Note that Graham had to go back to a 2005 commission report rather than cite specific instances of widespread fraud — because they don’t exist.
On NBC’s “Meet the Press,” Sen. Patrick J. Toomey (R-Pa.) was even more forthright: “You look at the Georgia law, there’s no voter suppression. … All you need [to vote absentee] is some, some verification of ID, and so does every department of transportation in America in order to drive.”
That is supposed common sense, except for two problems: First, we have the right to vote; no one has the right to drive. So it should be easier to vote than it is to drive. Second, these tighter ID requirements will make it more difficult for poor and minority voters to vote, all in the name of rooting out alleged fraud, which Georgia Republicans such as Gov. Brian Kemp have admitted is nonexistent.

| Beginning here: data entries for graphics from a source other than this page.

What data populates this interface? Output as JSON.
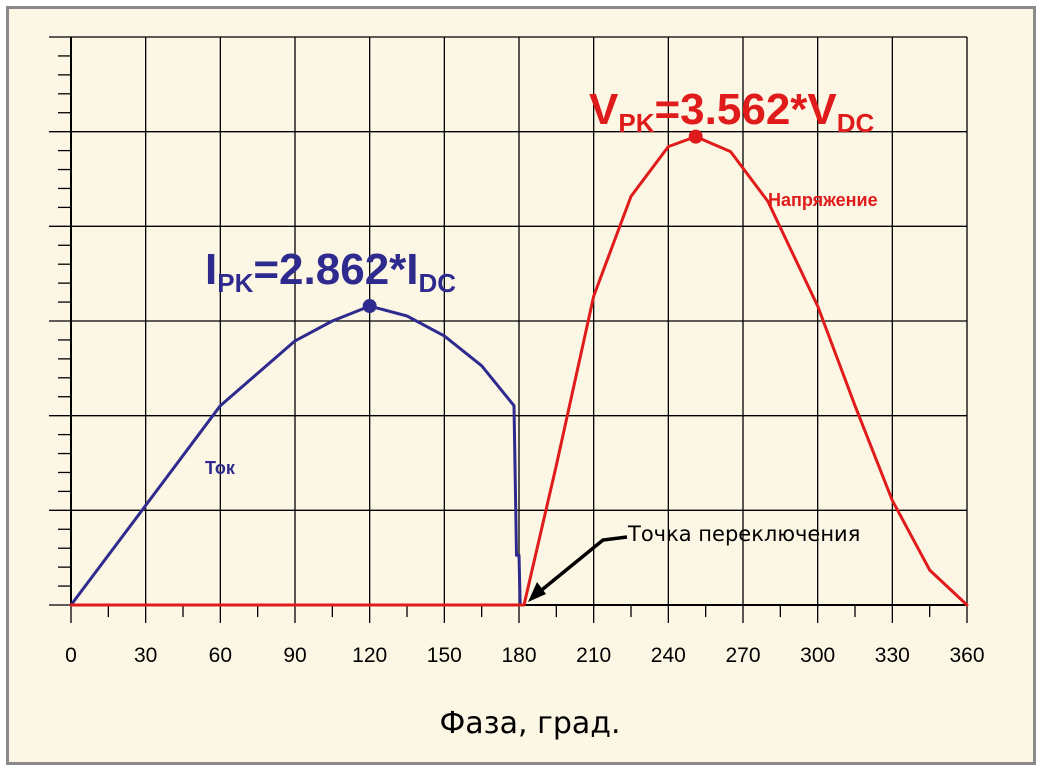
{
  "chart_data": {
    "type": "line",
    "xlabel": "Фаза, град.",
    "ylabel": "",
    "xlim": [
      0,
      360
    ],
    "ylim": [
      0,
      5.7
    ],
    "grid": true,
    "x_ticks": [
      0,
      30,
      60,
      90,
      120,
      150,
      180,
      210,
      240,
      270,
      300,
      330,
      360
    ],
    "series": [
      {
        "name": "Ток",
        "color": "#2e2a8e",
        "x": [
          0,
          30,
          60,
          90,
          105,
          120,
          135,
          150,
          165,
          178,
          179,
          180,
          180.5
        ],
        "y": [
          0,
          1.0,
          2.0,
          2.65,
          2.85,
          3.0,
          2.9,
          2.7,
          2.4,
          2.0,
          0.5,
          0.5,
          0
        ]
      },
      {
        "name": "Напряжение",
        "color": "#e01b1b",
        "x": [
          0,
          181,
          182,
          195,
          210,
          225,
          240,
          251,
          265,
          280,
          300,
          315,
          330,
          345,
          360
        ],
        "y": [
          0,
          0,
          0,
          1.4,
          3.1,
          4.1,
          4.6,
          4.7,
          4.55,
          4.05,
          3.0,
          2.0,
          1.05,
          0.35,
          0
        ]
      }
    ],
    "peaks": [
      {
        "series": "Ток",
        "x": 120,
        "y": 3.0,
        "label_main": "I",
        "label_sub1": "PK",
        "label_mid": "=2.862*I",
        "label_sub2": "DC"
      },
      {
        "series": "Напряжение",
        "x": 251,
        "y": 4.7,
        "label_main": "V",
        "label_sub1": "PK",
        "label_mid": "=3.562*V",
        "label_sub2": "DC"
      }
    ],
    "annotations": [
      {
        "text": "Точка переключения",
        "x": 181,
        "y": 0
      }
    ]
  }
}
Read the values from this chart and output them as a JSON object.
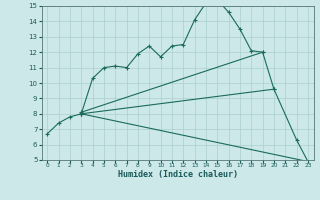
{
  "xlabel": "Humidex (Indice chaleur)",
  "ylabel": "",
  "xlim": [
    -0.5,
    23.5
  ],
  "ylim": [
    5,
    15
  ],
  "xticks": [
    0,
    1,
    2,
    3,
    4,
    5,
    6,
    7,
    8,
    9,
    10,
    11,
    12,
    13,
    14,
    15,
    16,
    17,
    18,
    19,
    20,
    21,
    22,
    23
  ],
  "yticks": [
    5,
    6,
    7,
    8,
    9,
    10,
    11,
    12,
    13,
    14,
    15
  ],
  "bg_color": "#cce8e8",
  "grid_color": "#aacfcf",
  "line_color": "#1a6b5a",
  "curve1_x": [
    0,
    1,
    2,
    3,
    4,
    5,
    6,
    7,
    8,
    9,
    10,
    11,
    12,
    13,
    14,
    15,
    16,
    17,
    18,
    19
  ],
  "curve1_y": [
    6.7,
    7.4,
    7.8,
    8.0,
    10.3,
    11.0,
    11.1,
    11.0,
    11.9,
    12.4,
    11.7,
    12.4,
    12.5,
    14.1,
    15.2,
    15.4,
    14.6,
    13.5,
    12.1,
    12.0
  ],
  "curve2_x": [
    3,
    23
  ],
  "curve2_y": [
    8.0,
    4.9
  ],
  "curve3_x": [
    3,
    20,
    22,
    23
  ],
  "curve3_y": [
    8.0,
    9.6,
    6.3,
    4.9
  ],
  "curve4_x": [
    3,
    19,
    20
  ],
  "curve4_y": [
    8.1,
    12.0,
    9.6
  ]
}
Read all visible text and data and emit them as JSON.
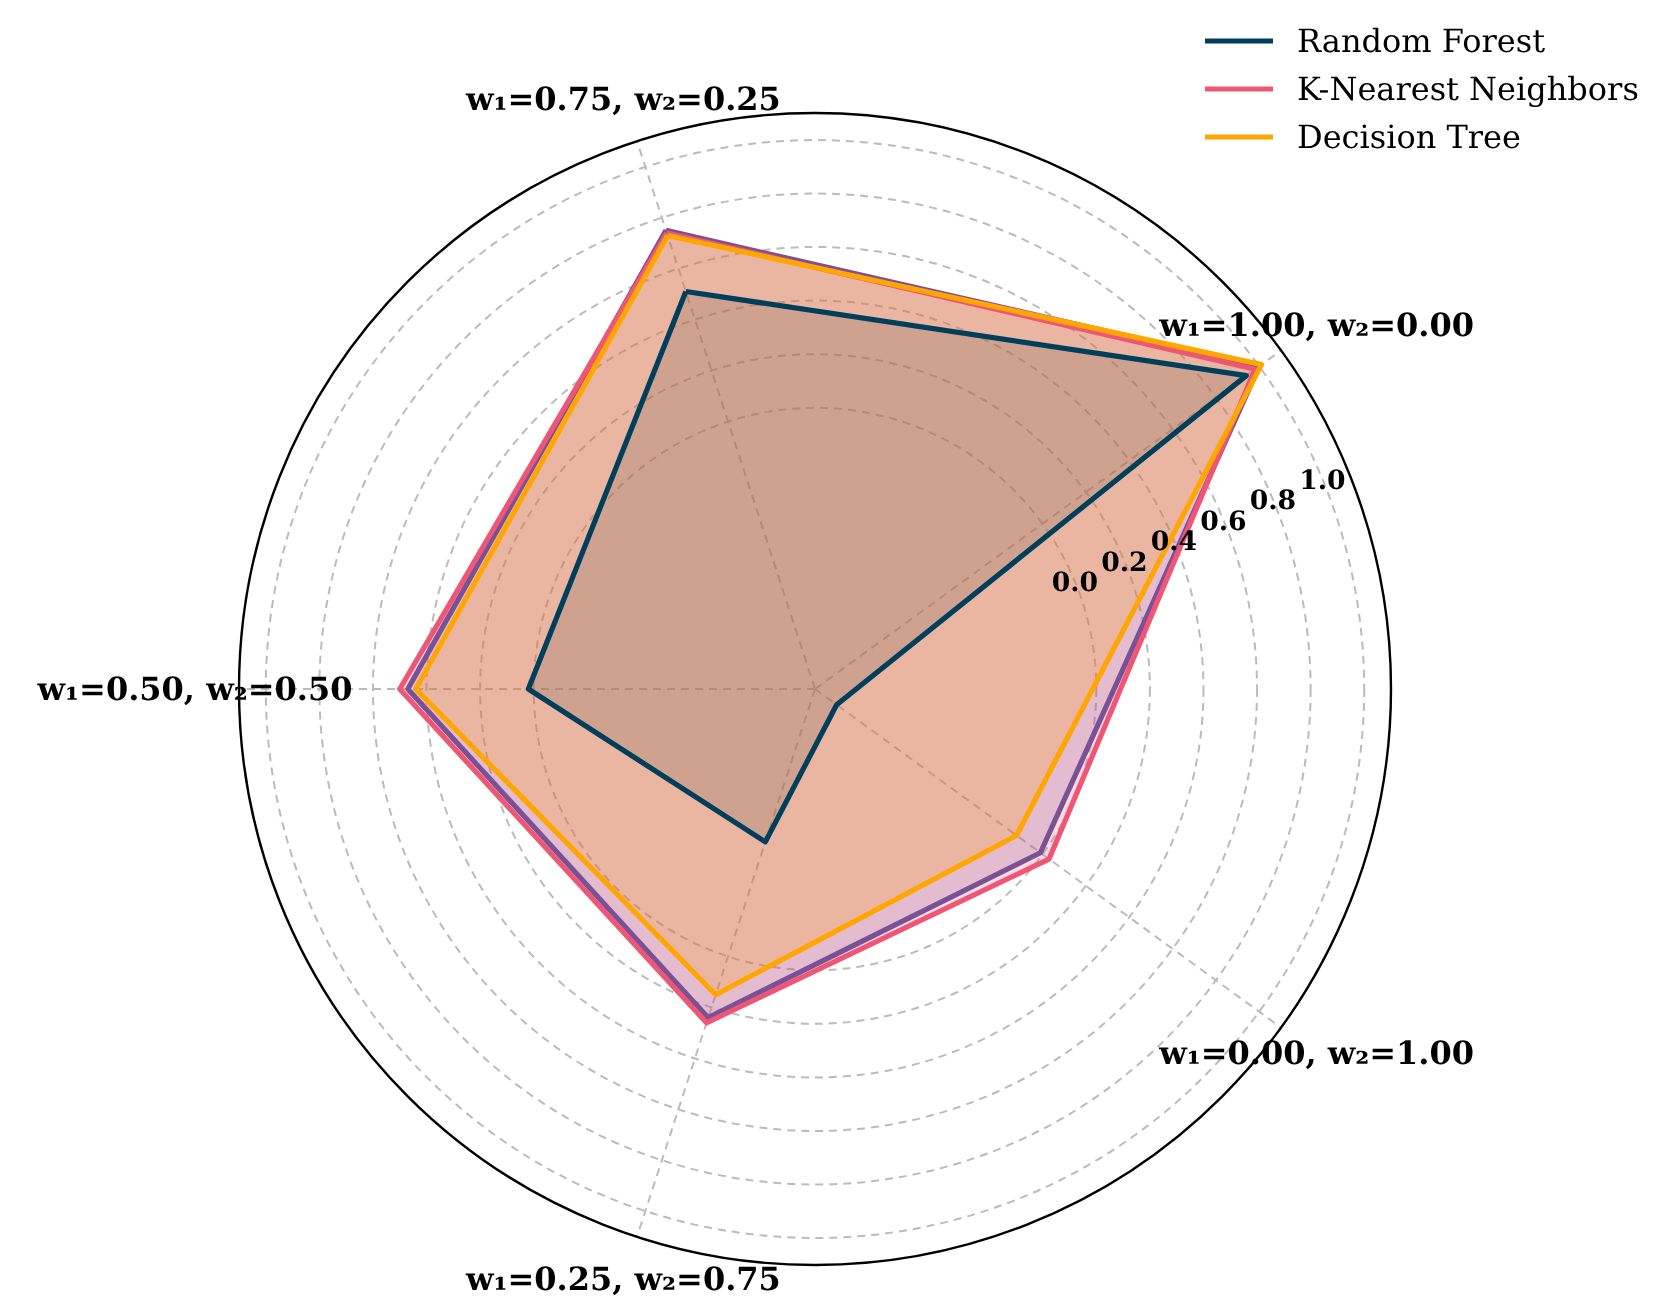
{
  "chart_data": {
    "type": "radar",
    "categories": [
      "w₁=0.75, w₂=0.25",
      "w₁=1.00, w₂=0.00",
      "w₁=0.00, w₂=1.00",
      "w₁=0.25, w₂=0.75",
      "w₁=0.50, w₂=0.50"
    ],
    "series": [
      {
        "name": "Random Forest",
        "color": "#003f5c",
        "values": [
          0.51,
          0.94,
          -0.95,
          -0.45,
          0.02
        ]
      },
      {
        "color": "#7a5195",
        "values": [
          0.75,
          1.0,
          -0.01,
          0.24,
          0.47
        ]
      },
      {
        "name": "K-Nearest Neighbors",
        "color": "#ef5675",
        "values": [
          0.74,
          0.98,
          0.03,
          0.26,
          0.5
        ]
      },
      {
        "name": "Decision Tree",
        "color": "#ffa600",
        "values": [
          0.73,
          1.01,
          -0.12,
          0.15,
          0.44
        ]
      }
    ],
    "ylim": [
      -1.05,
      1.1
    ],
    "yticks": [
      {
        "value": 0.0,
        "label": "0.0"
      },
      {
        "value": 0.2,
        "label": "0.2"
      },
      {
        "value": 0.4,
        "label": "0.4"
      },
      {
        "value": 0.6,
        "label": "0.6"
      },
      {
        "value": 0.8,
        "label": "0.8"
      },
      {
        "value": 1.0,
        "label": "1.0"
      }
    ],
    "grid": true,
    "legend": "top right"
  }
}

Even more outlandish were these senators’ claims about H.R. 1, the voting rights expansion just passed by the House and now before the Senate. “H.R. 1 is the biggest power grab in the history of the country. It institutionalizes ballot harvesting. It does away with the voter ID requirement,” Graham said.
As for Toomey, he said of H.R. 1, “We ought to be asking our Democratic colleagues: Why are they so insistent that we not have any mechanism to verify that a person seeking to vote is, in fact, the person that they say they are?”
And on Fox News’s “Sunday Morning Futures,” Sen. Ted Cruz (R-Tex.) topped all his colleagues: “Democrats think we’d be better off if more murderers and rapists and child molesters were voting.”
Not surprisingly, every one of these tales is false. H.R. 1 can’t institutionalize fraudulent “ballot harvesting” — where political operatives tamper with collected absentee ballots — because it doesn’t exist. (The closest similar incident, in 2018, actually involved a Republican in North Carolina.) Nor does it do away with voter ID laws; it just allows voters to provide a sworn written statement in place of ID, a system already used successfully in a number of states. (It’s also worth noting that more than a dozen states — including red states such as Wyoming and Nebraska — have no voter ID requirements.)
And as usual, Cruz’s claim is the biggest whopper. The bill would restore voting rights to anyone convicted of a crime only after they have served their sentence — equal to or tougher than the standard already used in much of the country, including Cruz’s home state of Texas.
Any truly democratic system should make it as easy as possible to exercise one’s right to vote while maintaining the system’s integrity. H.R. 1 understands that we’ve succeeded remarkably well on the latter count, and focuses instead on the former, by reducing restrictions that have no practical effect except making it more difficult for some Americans to vote.
The question is whether there are 50 members of the Senate Democratic caucus who recognize the importance of this remedy. Most otherwise pro-filibuster senators, such as Angus King (I-Maine), realize that “all-out opposition to reasonable voting rights protections cannot be enabled by the filibuster.” But Sen. Joe Manchin III (D-W.Va.) continues to insist that he’ll need bipartisan support before he will back the whole bill, leaving it one vote short.
In the short term, other Democrats can still indulge Manchin’s naivete and expand voting rights. While H.R. 1 is up in the air, the Senate is also considering House-passed legislation to restore the Voting Rights Act, which was renewed numerous times on a bipartisan basis until a conservative Supreme Court gutted it in 2013.
If, as one suspects, Republicans now declare the Voting Rights Act a partisan horror, perhaps the scales will fall from the West Virginian’s eyes. But in the longer term, Democrats must, perversely, take heart from the size of the GOP’s distortions. That Republicans’ excuses for inaction are (even by GOP standards) so thin shows the scale of the problem; that they are so panicked about H.R. 1 bodes well for its effectiveness when finally passed. The battle for voting rights is long, but it is well worth winning.